Election administrators in early-voting states say the policy helps cut down on voters' wait times and makes the process easier for poll workers, according to a 2013 survey of early-voting practices nationwide by the Brennan Center, a nonprofit group that advocates for improving the electoral process. States that allow early voting said that poll workers had more time to resolve glitches and ensure that as many people as possible were able to vote.

As more states adopt the practice, more people are choosing to vote early. The percentage of voters casting ballots in person before Election Day nearly doubled to 14 percent, from 2004 to 2012, according to a Brennan Center study found.

Early voters are increasingly becoming more diverse. Until recently, early voters tended to be older and whiter than the general electorate. But in 2008, African-American voters turned out early in large numbers.
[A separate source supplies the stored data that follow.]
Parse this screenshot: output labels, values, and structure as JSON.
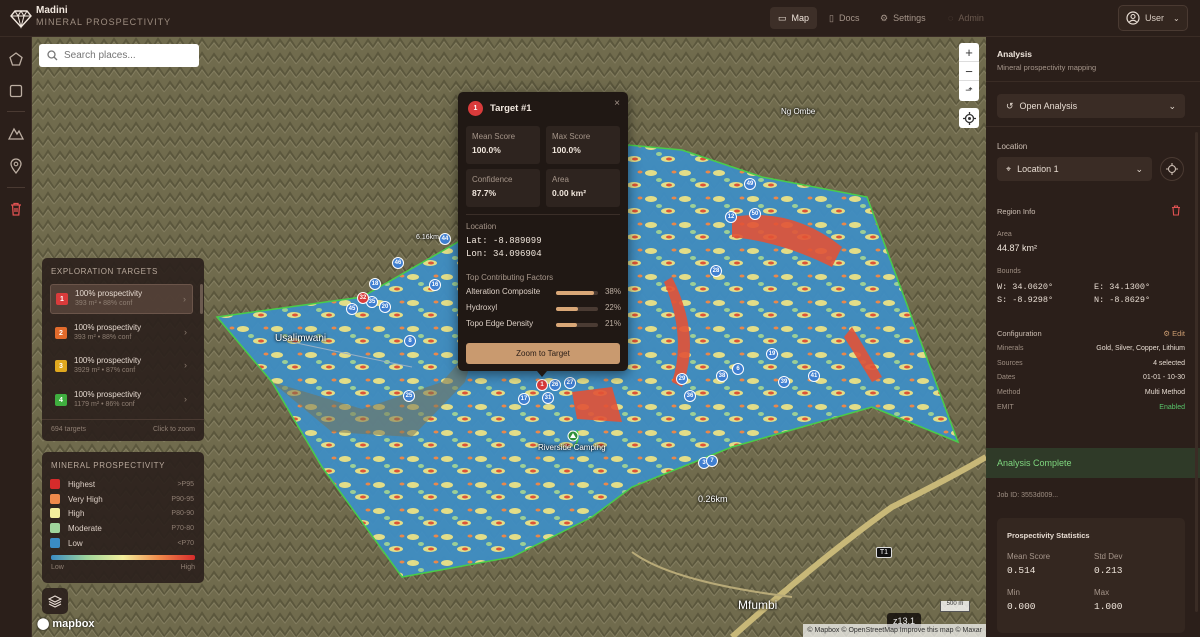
{
  "app": {
    "name": "Madini",
    "subtitle": "MINERAL PROSPECTIVITY"
  },
  "nav": [
    {
      "label": "Map",
      "icon": "map-icon",
      "active": true
    },
    {
      "label": "Docs",
      "icon": "document-icon",
      "active": false
    },
    {
      "label": "Settings",
      "icon": "gear-icon",
      "active": false
    },
    {
      "label": "Admin",
      "icon": "shield-icon",
      "active": false
    }
  ],
  "user": {
    "label": "User"
  },
  "search": {
    "placeholder": "Search places..."
  },
  "map_labels": {
    "usalimwani": "Usalimwani",
    "ngombe": "Ng Ombe",
    "camping": "Riverside Camping",
    "mfumbi": "Mfumbi",
    "road": "T1",
    "dist1": "0.26km",
    "dist2": "6.16km",
    "zoom": "z13.1",
    "scale": "500 m",
    "attribution": "© Mapbox © OpenStreetMap Improve this map © Maxar",
    "mapbox": "mapbox"
  },
  "targets_card": {
    "title": "EXPLORATION TARGETS",
    "items": [
      {
        "num": "1",
        "color": "#d93b3b",
        "title": "100% prospectivity",
        "area": "393 m²",
        "conf": "88% conf"
      },
      {
        "num": "2",
        "color": "#e26b2c",
        "title": "100% prospectivity",
        "area": "393 m²",
        "conf": "88% conf"
      },
      {
        "num": "3",
        "color": "#e0a81e",
        "title": "100% prospectivity",
        "area": "3929 m²",
        "conf": "87% conf"
      },
      {
        "num": "4",
        "color": "#3fae3f",
        "title": "100% prospectivity",
        "area": "1179 m²",
        "conf": "86% conf"
      }
    ],
    "count": "694 targets",
    "hint": "Click to zoom"
  },
  "legend_card": {
    "title": "MINERAL PROSPECTIVITY",
    "items": [
      {
        "label": "Highest",
        "range": ">P95",
        "color": "#d62b2b"
      },
      {
        "label": "Very High",
        "range": "P90-95",
        "color": "#f08a4b"
      },
      {
        "label": "High",
        "range": "P80-90",
        "color": "#f3ee9c"
      },
      {
        "label": "Moderate",
        "range": "P70-80",
        "color": "#9fd59b"
      },
      {
        "label": "Low",
        "range": "<P70",
        "color": "#3a8cc4"
      }
    ],
    "low": "Low",
    "high": "High"
  },
  "popup": {
    "num": "1",
    "title": "Target #1",
    "mean_label": "Mean Score",
    "mean": "100.0%",
    "max_label": "Max Score",
    "max": "100.0%",
    "conf_label": "Confidence",
    "conf": "87.7%",
    "area_label": "Area",
    "area": "0.00 km²",
    "location_label": "Location",
    "lat": "Lat: -8.889099",
    "lon": "Lon: 34.096904",
    "factors_label": "Top Contributing Factors",
    "factors": [
      {
        "name": "Alteration Composite",
        "pct": "38%",
        "frac": 0.38
      },
      {
        "name": "Hydroxyl",
        "pct": "22%",
        "frac": 0.22
      },
      {
        "name": "Topo Edge Density",
        "pct": "21%",
        "frac": 0.21
      }
    ],
    "zoom_btn": "Zoom to Target"
  },
  "markers": [
    "1",
    "26",
    "27",
    "31",
    "17",
    "25",
    "8",
    "20",
    "35",
    "45",
    "32",
    "18",
    "46",
    "16",
    "44",
    "28",
    "12",
    "50",
    "49",
    "29",
    "36",
    "38",
    "6",
    "19",
    "39",
    "41",
    "3",
    "7"
  ],
  "right": {
    "title": "Analysis",
    "subtitle": "Mineral prospectivity mapping",
    "open_analysis": "Open Analysis",
    "location_label": "Location",
    "location_value": "Location 1",
    "region_info": "Region Info",
    "area_label": "Area",
    "area_value": "44.87 km²",
    "bounds_label": "Bounds",
    "w": "W: 34.0620°",
    "e": "E: 34.1300°",
    "s": "S: -8.9298°",
    "n": "N: -8.8629°",
    "config_label": "Configuration",
    "edit": "Edit",
    "config": [
      {
        "k": "Minerals",
        "v": "Gold, Silver, Copper, Lithium"
      },
      {
        "k": "Sources",
        "v": "4 selected"
      },
      {
        "k": "Dates",
        "v": "01-01 - 10-30"
      },
      {
        "k": "Method",
        "v": "Multi Method"
      },
      {
        "k": "EMIT",
        "v": "Enabled"
      }
    ],
    "complete": "Analysis Complete",
    "job": "Job ID: 3553d009...",
    "stats_title": "Prospectivity Statistics",
    "mean_label": "Mean Score",
    "mean": "0.514",
    "std_label": "Std Dev",
    "std": "0.213",
    "min_label": "Min",
    "min": "0.000",
    "max_label": "Max",
    "max": "1.000"
  }
}
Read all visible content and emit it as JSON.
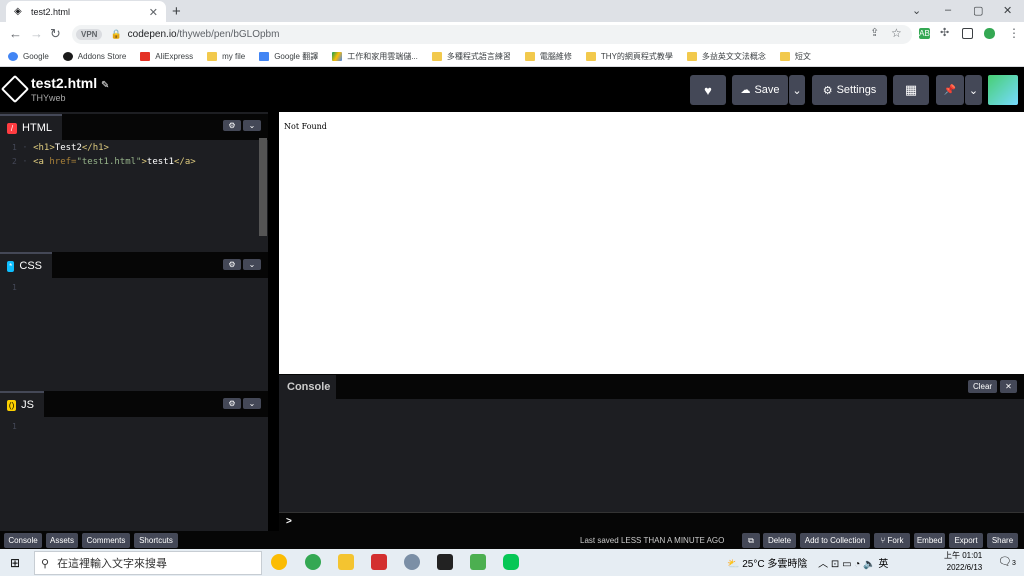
{
  "browser": {
    "tab_title": "test2.html",
    "new_tab": "+",
    "url_domain": "codepen.io",
    "url_path": "/thyweb/pen/bGLOpbm",
    "vpn_badge": "VPN",
    "win_min": "⌄",
    "win_minimize": "–",
    "win_restore": "▢",
    "win_close": "✕",
    "extensions": [
      "AB",
      "",
      "",
      ""
    ]
  },
  "bookmarks": [
    {
      "label": "Google",
      "icon": "google-icon"
    },
    {
      "label": "Addons Store",
      "icon": "addons-icon"
    },
    {
      "label": "AliExpress",
      "icon": "aliexpress-icon"
    },
    {
      "label": "my file",
      "icon": "folder-icon"
    },
    {
      "label": "Google 翻譯",
      "icon": "translate-icon"
    },
    {
      "label": "工作和家用雲端儲...",
      "icon": "drive-icon"
    },
    {
      "label": "多種程式語言練習",
      "icon": "folder-icon"
    },
    {
      "label": "電腦維修",
      "icon": "folder-icon"
    },
    {
      "label": "THY的網頁程式教學",
      "icon": "folder-icon"
    },
    {
      "label": "多益英文文法概念",
      "icon": "folder-icon"
    },
    {
      "label": "短文",
      "icon": "folder-icon"
    }
  ],
  "codepen": {
    "pen_title": "test2.html",
    "edit_icon": "✎",
    "author": "THYweb",
    "heart": "♥",
    "save_label": "Save",
    "settings_label": "Settings",
    "layout_icon": "▦",
    "pin_icon": "📌",
    "caret": "⌄"
  },
  "editors": {
    "html_label": "HTML",
    "css_label": "CSS",
    "js_label": "JS",
    "html_badge": "/",
    "css_badge": "*",
    "js_badge": "()",
    "gear": "⚙",
    "collapse": "⌄",
    "html_lines": [
      {
        "num": "1",
        "open": "<h1>",
        "text": "Test2",
        "close": "</h1>"
      },
      {
        "num": "2",
        "open": "<a ",
        "attr": "href=",
        "str": "\"test1.html\"",
        "gt": ">",
        "text": "test1",
        "close": "</a>"
      }
    ],
    "css_line": "1",
    "js_line": "1"
  },
  "preview": {
    "text": "Not Found"
  },
  "console": {
    "label": "Console",
    "clear": "Clear",
    "close": "✕",
    "prompt": ">"
  },
  "footer": {
    "console": "Console",
    "assets": "Assets",
    "comments": "Comments",
    "shortcuts": "Shortcuts",
    "saved_prefix": "Last saved",
    "saved_time": "LESS THAN A MINUTE AGO",
    "open_icon": "⧉",
    "delete": "Delete",
    "add_collection": "Add to Collection",
    "fork": "⑂ Fork",
    "embed": "Embed",
    "export": "Export",
    "share": "Share"
  },
  "taskbar": {
    "search_placeholder": "在這裡輸入文字來搜尋",
    "weather": "25°C  多雲時陰",
    "tray": "︿  ⊡  ▭  ◔  🔈  英",
    "time": "上午 01:01",
    "date": "2022/6/13",
    "notif": "3"
  }
}
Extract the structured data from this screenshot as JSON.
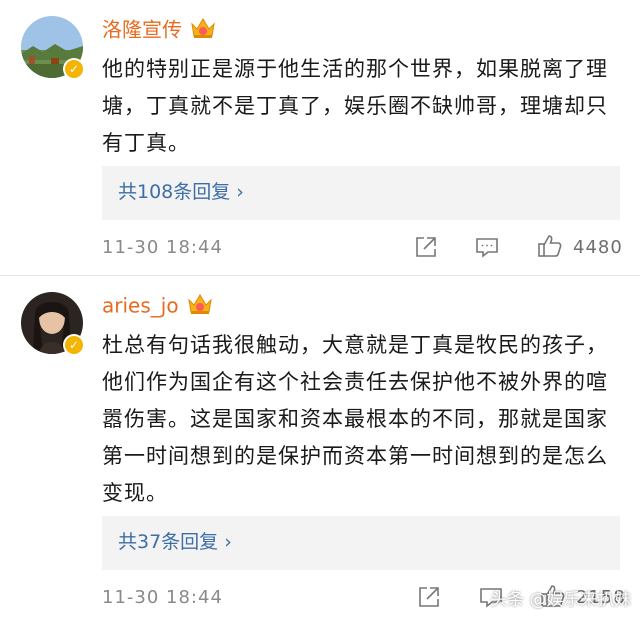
{
  "comments": [
    {
      "username": "洛隆宣传",
      "text": "他的特别正是源于他生活的那个世界，如果脱离了理塘，丁真就不是丁真了，娱乐圈不缺帅哥，理塘却只有丁真。",
      "replies_label": "共108条回复",
      "timestamp": "11-30 18:44",
      "likes": "4480"
    },
    {
      "username": "aries_jo",
      "text": "杜总有句话我很触动，大意就是丁真是牧民的孩子，他们作为国企有这个社会责任去保护他不被外界的喧嚣伤害。这是国家和资本最根本的不同，那就是国家第一时间想到的是保护而资本第一时间想到的是怎么变现。",
      "replies_label": "共37条回复",
      "timestamp": "11-30 18:44",
      "likes": "2158"
    }
  ],
  "watermark": "头条 @娱乐来扒妹",
  "colors": {
    "username": "#e86a1f",
    "reply_link": "#3d6ea5",
    "meta": "#8a8a8a",
    "reply_bg": "#f3f3f3",
    "verified": "#f4b400"
  }
}
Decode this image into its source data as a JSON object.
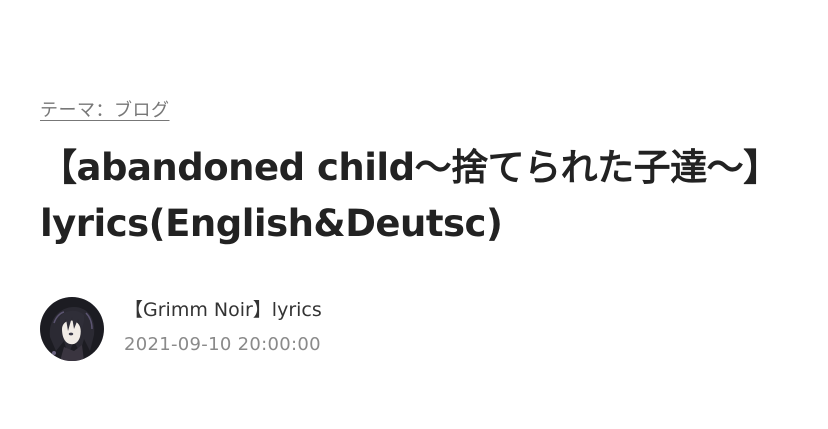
{
  "theme": {
    "label": "テーマ：ブログ"
  },
  "article": {
    "title": "【abandoned child〜捨てられた子達〜】lyrics(English&Deutsc)"
  },
  "author": {
    "name": "【Grimm Noir】lyrics",
    "avatar_icon": "avatar-dark-hair-character-icon"
  },
  "post": {
    "date": "2021-09-10 20:00:00"
  }
}
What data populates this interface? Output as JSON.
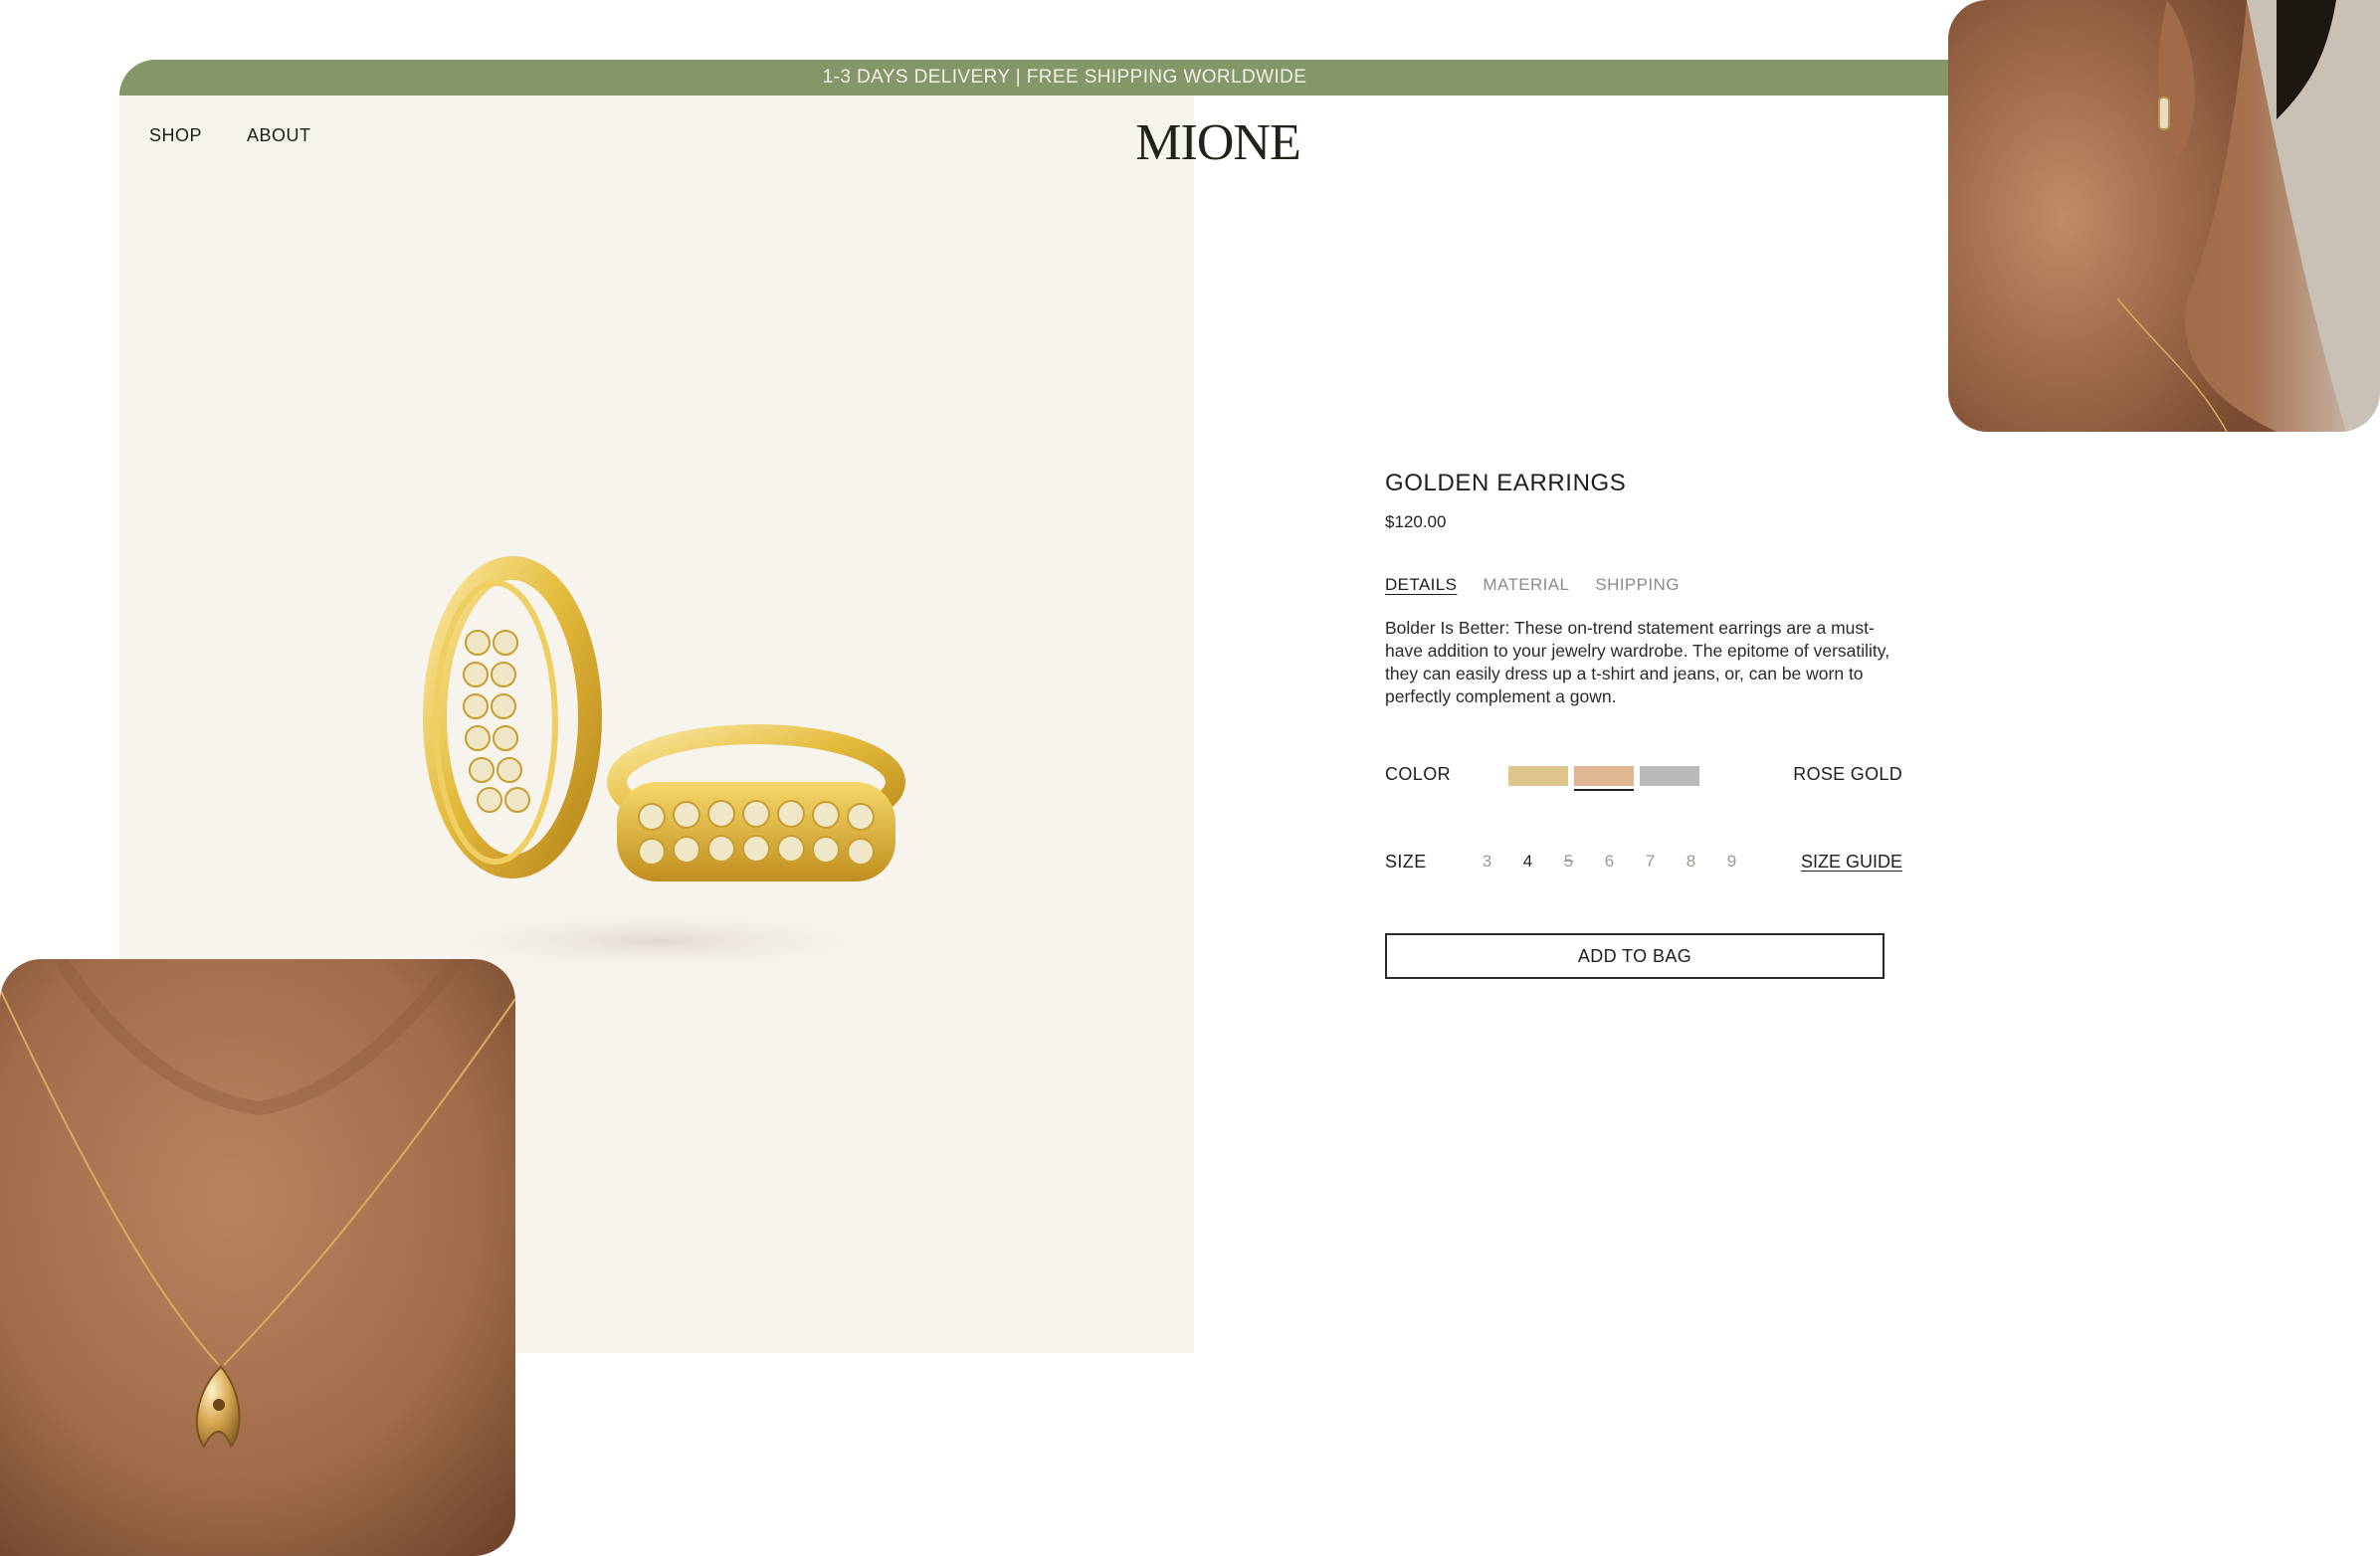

The Brennan Center study found that the rate of blacks who voted early nearly tripled between 2004 and 2008 in the south, where early voting rates are typically higher than the rest of the country. By 2012, African-American voters made up a disproportionate share of the early-voting population, according to Michael McDonald, a political science professor at the University of Florida who tracks demographic trends.

Since 2010, six states have passed laws to reduce the number of early voting hours, arguing that they weren't necessary. Proponents of these laws say the extra hours burdened state budgets and election administrators.